(John Murphy, Bernard Cuffling &  Lois Anderson
Lois Anderson as Kate

Bard on the Beach

Dates and Venue 31 May - 22 September 2012, Tues - Sat 8pm, Sun 1pm & 7pm | BMO Mainstage, Vanier Park

Reviewer Melanie Ewan

As darkened skies and evening’s breath bore down upon Vancouver, a host of bundled spectators turned their eyes to the stage of Bard. It was the opening night of Taming of the Shrew, kicking off the 23rd season of Bard on the Beach, and the grand tent was filled with excitement.

While the traditional introduction to this play was left out, the performance nonetheless drew the audience in with ease, inviting our attention to a funeral procession and a mourning widow, whose continual turns of fate served as an amusing subplot throughout the performance.

We soon meet the bulk of our cast, as suitors fill the stage in supplication for fair Bianca’s hand, and the shrew , “Katherine the Cursed,” makes evident her disgust with foolish men.

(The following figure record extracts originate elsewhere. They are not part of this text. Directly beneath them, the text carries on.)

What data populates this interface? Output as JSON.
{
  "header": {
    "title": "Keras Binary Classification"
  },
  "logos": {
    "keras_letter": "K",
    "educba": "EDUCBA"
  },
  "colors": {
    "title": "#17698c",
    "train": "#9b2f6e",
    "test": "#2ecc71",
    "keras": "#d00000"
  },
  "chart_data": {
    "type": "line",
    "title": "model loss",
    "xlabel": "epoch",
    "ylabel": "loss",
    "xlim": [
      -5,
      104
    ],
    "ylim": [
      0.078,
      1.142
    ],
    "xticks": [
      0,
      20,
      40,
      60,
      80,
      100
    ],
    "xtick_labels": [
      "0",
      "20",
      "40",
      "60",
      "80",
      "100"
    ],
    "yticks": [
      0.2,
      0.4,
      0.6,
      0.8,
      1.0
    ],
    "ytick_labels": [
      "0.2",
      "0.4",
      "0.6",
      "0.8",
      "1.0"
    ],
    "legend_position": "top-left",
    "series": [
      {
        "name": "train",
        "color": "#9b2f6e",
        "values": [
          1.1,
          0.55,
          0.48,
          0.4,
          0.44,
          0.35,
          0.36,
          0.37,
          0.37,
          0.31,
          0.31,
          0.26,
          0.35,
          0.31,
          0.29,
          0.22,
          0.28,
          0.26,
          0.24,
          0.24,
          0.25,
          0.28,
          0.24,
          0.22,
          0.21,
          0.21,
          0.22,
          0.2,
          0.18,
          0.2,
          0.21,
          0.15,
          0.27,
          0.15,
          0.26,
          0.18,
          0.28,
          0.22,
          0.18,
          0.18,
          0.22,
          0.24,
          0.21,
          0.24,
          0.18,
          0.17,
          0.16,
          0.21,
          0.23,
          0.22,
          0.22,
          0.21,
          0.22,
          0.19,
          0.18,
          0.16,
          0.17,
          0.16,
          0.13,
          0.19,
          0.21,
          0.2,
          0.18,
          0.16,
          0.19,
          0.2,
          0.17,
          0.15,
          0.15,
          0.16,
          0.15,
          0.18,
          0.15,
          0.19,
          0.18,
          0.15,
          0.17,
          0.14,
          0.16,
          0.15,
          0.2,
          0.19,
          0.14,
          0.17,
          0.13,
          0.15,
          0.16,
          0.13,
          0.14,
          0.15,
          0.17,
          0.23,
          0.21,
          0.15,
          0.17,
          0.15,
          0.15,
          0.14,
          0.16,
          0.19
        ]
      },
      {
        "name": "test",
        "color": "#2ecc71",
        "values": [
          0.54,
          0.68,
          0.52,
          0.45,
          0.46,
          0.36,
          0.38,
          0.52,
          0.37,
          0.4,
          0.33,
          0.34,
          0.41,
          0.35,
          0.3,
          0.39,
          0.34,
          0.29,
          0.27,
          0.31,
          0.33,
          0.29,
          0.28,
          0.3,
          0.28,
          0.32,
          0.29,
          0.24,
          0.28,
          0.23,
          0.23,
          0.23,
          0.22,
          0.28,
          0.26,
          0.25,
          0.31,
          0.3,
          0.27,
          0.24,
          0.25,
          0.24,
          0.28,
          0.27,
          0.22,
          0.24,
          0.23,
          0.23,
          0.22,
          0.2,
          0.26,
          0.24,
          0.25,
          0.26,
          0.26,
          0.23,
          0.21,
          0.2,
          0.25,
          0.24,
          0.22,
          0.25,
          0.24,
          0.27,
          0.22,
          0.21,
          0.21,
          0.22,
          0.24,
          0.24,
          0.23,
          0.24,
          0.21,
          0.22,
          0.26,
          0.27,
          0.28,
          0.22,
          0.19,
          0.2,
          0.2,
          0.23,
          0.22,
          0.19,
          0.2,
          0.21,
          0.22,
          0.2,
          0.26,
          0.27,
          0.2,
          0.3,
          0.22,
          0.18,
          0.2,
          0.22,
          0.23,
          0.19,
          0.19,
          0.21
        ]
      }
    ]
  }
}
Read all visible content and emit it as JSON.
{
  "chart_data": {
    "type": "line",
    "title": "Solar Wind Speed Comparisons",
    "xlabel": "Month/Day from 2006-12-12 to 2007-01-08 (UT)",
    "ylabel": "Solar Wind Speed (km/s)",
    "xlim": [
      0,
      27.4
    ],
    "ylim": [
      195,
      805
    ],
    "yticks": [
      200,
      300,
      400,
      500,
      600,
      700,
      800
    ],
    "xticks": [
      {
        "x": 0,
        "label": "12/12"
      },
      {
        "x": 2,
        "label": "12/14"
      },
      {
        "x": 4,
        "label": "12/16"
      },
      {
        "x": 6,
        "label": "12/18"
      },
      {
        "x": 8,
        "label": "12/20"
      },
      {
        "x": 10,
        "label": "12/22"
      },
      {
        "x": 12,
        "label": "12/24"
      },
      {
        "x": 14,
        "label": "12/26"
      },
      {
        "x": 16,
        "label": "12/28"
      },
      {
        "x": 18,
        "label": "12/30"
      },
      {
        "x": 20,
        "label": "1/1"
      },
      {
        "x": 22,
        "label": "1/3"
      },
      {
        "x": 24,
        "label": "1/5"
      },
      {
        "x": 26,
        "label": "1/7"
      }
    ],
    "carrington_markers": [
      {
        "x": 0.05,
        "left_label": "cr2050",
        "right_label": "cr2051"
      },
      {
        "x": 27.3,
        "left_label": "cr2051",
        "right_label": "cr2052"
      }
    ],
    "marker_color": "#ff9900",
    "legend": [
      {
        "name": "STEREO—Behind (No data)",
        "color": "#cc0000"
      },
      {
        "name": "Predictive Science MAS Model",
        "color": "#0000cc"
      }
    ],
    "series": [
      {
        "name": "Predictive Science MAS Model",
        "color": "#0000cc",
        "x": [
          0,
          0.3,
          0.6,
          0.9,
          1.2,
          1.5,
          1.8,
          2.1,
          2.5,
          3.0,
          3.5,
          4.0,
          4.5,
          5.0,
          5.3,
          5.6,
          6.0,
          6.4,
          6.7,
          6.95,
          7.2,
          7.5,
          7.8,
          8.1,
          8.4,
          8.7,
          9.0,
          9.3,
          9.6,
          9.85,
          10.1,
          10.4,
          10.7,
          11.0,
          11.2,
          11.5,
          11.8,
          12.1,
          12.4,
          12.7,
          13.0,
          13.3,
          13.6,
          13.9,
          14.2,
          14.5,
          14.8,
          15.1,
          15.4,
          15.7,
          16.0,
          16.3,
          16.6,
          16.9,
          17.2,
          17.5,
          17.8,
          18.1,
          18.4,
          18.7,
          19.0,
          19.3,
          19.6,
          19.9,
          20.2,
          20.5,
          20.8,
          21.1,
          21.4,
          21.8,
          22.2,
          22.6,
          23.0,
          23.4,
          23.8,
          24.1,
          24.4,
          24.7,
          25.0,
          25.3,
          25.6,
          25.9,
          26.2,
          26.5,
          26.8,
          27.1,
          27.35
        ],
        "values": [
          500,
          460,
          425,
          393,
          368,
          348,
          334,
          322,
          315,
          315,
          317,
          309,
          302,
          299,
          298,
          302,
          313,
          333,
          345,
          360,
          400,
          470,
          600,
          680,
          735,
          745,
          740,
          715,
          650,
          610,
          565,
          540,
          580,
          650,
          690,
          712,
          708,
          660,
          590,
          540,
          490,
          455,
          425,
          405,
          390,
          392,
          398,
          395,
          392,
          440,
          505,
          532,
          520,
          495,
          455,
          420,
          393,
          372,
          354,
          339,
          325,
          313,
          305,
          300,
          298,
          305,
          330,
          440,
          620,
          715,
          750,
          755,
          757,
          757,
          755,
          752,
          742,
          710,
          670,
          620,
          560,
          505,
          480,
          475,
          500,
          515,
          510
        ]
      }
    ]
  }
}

The premise of this play is oft repeated in these first scenes, preparing the audience for what lies ahead. We learn that Katherine (Kate) is a perceived shrew - a wretched and unwomanly character - whose lovely and adored little sister cannot be wed until the elder has been matched up. Lois Anderson (Kate) does a spectacular job of characterizing a completely horrid woman, a “fiend of Hell” as described by the decrepit suitor Gremio portrayed by Shawn Macdonald.

Yet her lines and body language tell a deeper story too– one that hints she is merely misunderstood – a woman caught in a man’s world, fearing her soul’s demise at the hand of an uncaring husband, unknowing how to react to this fear in a rational way.

Enter Petruchio (John Murphy), the very man to tame this shrew. This man, whom today appears cruel and unusual, plays a part that was unusually mild for his day. He opts to force the hand of Kate and deprives her of food and sleep in matrimony until she is broken.

“To kill a wife with kindness,” is his game, yet over time Kate catches on, seeing that there is a method to his madness and a way in which to act wherein they can be partners in marriage and peaceful in hearth. Anderson and Murphy are electric together, breathing life and exemplary comedic timing in to every scene that they are in. Their battles of wit and physical prowess (especially in their first meeting) are a delight to take in.

While the taming of Kate continues, the suitors of Bianca (Dawn Petten) wage their own war of hilarity. The young and enigmatic Lucentio (Anton Lipovetsky) becomes utterly infatuated by his love – “I burn, I pine, I perish!” - while Gremio continues to grumble and Hortensio (Kevin Kruchkywich), attempts to sing his way in to his lady’s arms.

Shakespeare’s much-visited theme of disguise plays a large part in this play, as the two younger suitors make themselves up to be tutors in order to win the affection of Bianca. Kruchkywich in particular shines in this role, as he changes his voice and mannerisms between characters (though the disguise itself is laughably feeble).

Not to be missed is Kyle Rideout and Kayvon Kelly, who are cast as the servants Tranio and Grumio respectively. Kelly in particular is found in numerous scenes enacting everything from being pummeled and scolded to cajoling in long underwear and singing a beautiful ballad.

While the main cast was wonderful, there is something to be said for those in charge of set changes. In the spirit of Bard on the Beach, every moment of the performance was entertaining, even those moments of traditional downtime. A pastoral setting prevailed, as props were moved about and paintings changed as subplots unraveled within the townsfolk and domestics lives.

The music merits praise. It did not detract, but rather added to the environment, providing an appropriate ambience to the unfolding events.

This early comedy of Shakespeare is of course a classic. It is a lighthearted and witty satire of his time that could be accepted by the masses and yet, it subtly challenged the framework in which they lived. When understood in this light, it is a story full of lessons that are relevant to this day. Bard on the Beach’s performance of this timeless tale is both true to its origins and understandable to today’s audiences. It combines clever use of space with exceptional Shakespearean acting to create a lively and engaging theatrical presentation for its audience.

The cast bowed down to a standing ovation and as the audience shuffled out into the evening air, I heard whispered remarks filled with praise. Opening night was well received, and for my part, very much enjoyed.